Student Spent Summer Helping People Walk, Talk

Eighth-semester student Megan Griffith worked at a highly sought-after internship in neurologic music therapy. 

August 29, 2018

Every summer Berklee students pursue some of the coolest jobs in the music and performing arts industries. In our series Summer Stints we take a quick look at them.

Name: Megan Griffith

Age: 22

Hometown: Washington, D.C.

Job: Music therapy intern at MedRhythms at Spaulding Rehabilitation



This summer, a woman who had been in a car accident that left her unable to walk went to Spaulding Rehabilitation for treatment. The doctors didn't expect that she would ever be able to walk like she did before her injury. But with the help of student Megan Griffith and other music therapists, as well as physical therapists, the woman was walking on her own within a month and a half. 

The music therapy team treated the patient with a technique called rhythmic auditory stimulation, which timed her gait to a beat to make it measured and regular.
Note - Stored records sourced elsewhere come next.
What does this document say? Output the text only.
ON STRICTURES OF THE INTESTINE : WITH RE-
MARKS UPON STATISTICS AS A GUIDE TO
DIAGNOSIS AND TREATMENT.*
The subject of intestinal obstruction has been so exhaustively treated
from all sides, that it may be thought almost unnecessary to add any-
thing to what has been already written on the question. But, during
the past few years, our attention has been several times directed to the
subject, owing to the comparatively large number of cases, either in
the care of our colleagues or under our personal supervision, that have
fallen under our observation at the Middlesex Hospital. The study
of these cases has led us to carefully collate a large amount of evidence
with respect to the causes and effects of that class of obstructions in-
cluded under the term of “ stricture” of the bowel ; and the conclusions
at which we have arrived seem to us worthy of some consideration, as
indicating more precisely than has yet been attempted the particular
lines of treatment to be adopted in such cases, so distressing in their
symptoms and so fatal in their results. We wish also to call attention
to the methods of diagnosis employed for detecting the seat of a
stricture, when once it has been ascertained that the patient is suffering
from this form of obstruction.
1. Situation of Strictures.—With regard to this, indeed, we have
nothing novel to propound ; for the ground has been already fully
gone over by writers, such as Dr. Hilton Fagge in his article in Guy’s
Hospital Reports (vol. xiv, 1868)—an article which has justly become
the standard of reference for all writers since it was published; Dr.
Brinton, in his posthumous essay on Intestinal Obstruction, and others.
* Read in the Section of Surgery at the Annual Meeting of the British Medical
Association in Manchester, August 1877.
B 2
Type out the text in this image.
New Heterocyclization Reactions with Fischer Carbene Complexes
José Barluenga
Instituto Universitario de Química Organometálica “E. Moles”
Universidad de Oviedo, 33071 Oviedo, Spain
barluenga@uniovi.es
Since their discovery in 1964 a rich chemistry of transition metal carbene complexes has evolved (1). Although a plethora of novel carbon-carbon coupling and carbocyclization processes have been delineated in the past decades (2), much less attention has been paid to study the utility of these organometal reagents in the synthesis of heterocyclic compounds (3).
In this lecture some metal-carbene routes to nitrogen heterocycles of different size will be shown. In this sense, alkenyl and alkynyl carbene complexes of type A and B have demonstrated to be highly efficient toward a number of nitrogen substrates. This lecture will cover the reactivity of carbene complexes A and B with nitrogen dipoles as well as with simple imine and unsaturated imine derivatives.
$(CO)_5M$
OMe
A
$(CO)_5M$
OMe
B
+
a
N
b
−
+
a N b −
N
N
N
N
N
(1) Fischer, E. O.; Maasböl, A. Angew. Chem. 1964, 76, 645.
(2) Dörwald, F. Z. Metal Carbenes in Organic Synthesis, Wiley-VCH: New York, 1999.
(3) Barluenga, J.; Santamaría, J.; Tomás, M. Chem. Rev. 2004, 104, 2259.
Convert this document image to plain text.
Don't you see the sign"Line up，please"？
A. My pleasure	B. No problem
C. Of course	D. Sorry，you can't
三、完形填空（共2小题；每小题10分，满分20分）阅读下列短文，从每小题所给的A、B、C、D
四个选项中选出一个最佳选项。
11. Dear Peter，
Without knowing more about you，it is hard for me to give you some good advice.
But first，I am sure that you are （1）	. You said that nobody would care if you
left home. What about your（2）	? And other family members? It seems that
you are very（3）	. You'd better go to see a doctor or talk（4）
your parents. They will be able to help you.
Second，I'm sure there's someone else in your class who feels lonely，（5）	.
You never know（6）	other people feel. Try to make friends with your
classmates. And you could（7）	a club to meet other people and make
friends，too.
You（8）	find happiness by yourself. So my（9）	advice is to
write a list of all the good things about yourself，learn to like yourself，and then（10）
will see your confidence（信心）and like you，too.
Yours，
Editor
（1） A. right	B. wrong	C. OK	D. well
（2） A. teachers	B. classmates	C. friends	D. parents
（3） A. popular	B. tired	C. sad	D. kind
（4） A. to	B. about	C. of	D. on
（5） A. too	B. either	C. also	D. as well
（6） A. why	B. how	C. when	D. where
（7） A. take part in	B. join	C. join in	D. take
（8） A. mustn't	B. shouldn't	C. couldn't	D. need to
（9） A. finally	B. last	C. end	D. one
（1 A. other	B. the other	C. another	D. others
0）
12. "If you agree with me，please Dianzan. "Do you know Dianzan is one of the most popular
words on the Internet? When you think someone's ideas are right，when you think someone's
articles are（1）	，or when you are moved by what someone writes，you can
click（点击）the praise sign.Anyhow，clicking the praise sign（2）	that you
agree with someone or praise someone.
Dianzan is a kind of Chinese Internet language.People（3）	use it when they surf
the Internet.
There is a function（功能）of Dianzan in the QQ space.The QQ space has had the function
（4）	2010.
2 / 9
The method is also used for other ambulatory disorders, such as the shuffle that some people with Parkinson's disease develop. 

"Seeing [patients] progress from where they started when they first came into the hospital is so inspiring and really propels me forward to be able to want to do this and pursue this as a career and a passion," Griffith, an eighth-semester music therapy student, says. 

MedRhythm accepts one intern every six months; Griffith clinched the position earlier this year and started in May. During that time, she's progressed from observer to someone who leads her own sessions. She specializes in treating patients with traumatic brain injuries, and is particularly interested in neurologic music therapy, which uses music to get inside the brain.

"Physical therapy could access those movement centers, whereas music accesses the entirety of the brain," Griffith says.  

For example, for people with aphasia, a condition in which someone can understand speech but isn't able to talk, music therapists might use melodic intonation therapy to help a patient speak to a rhythm and melody. In other words, singing to talk. 

Griffth's internship wraps up in late November. After she completes her Berklee degree, she plans to go to graduate school to continue her work with brain injury patients, either through pursuing a master's degree in music therapy or by going into a premed program for neuroscience.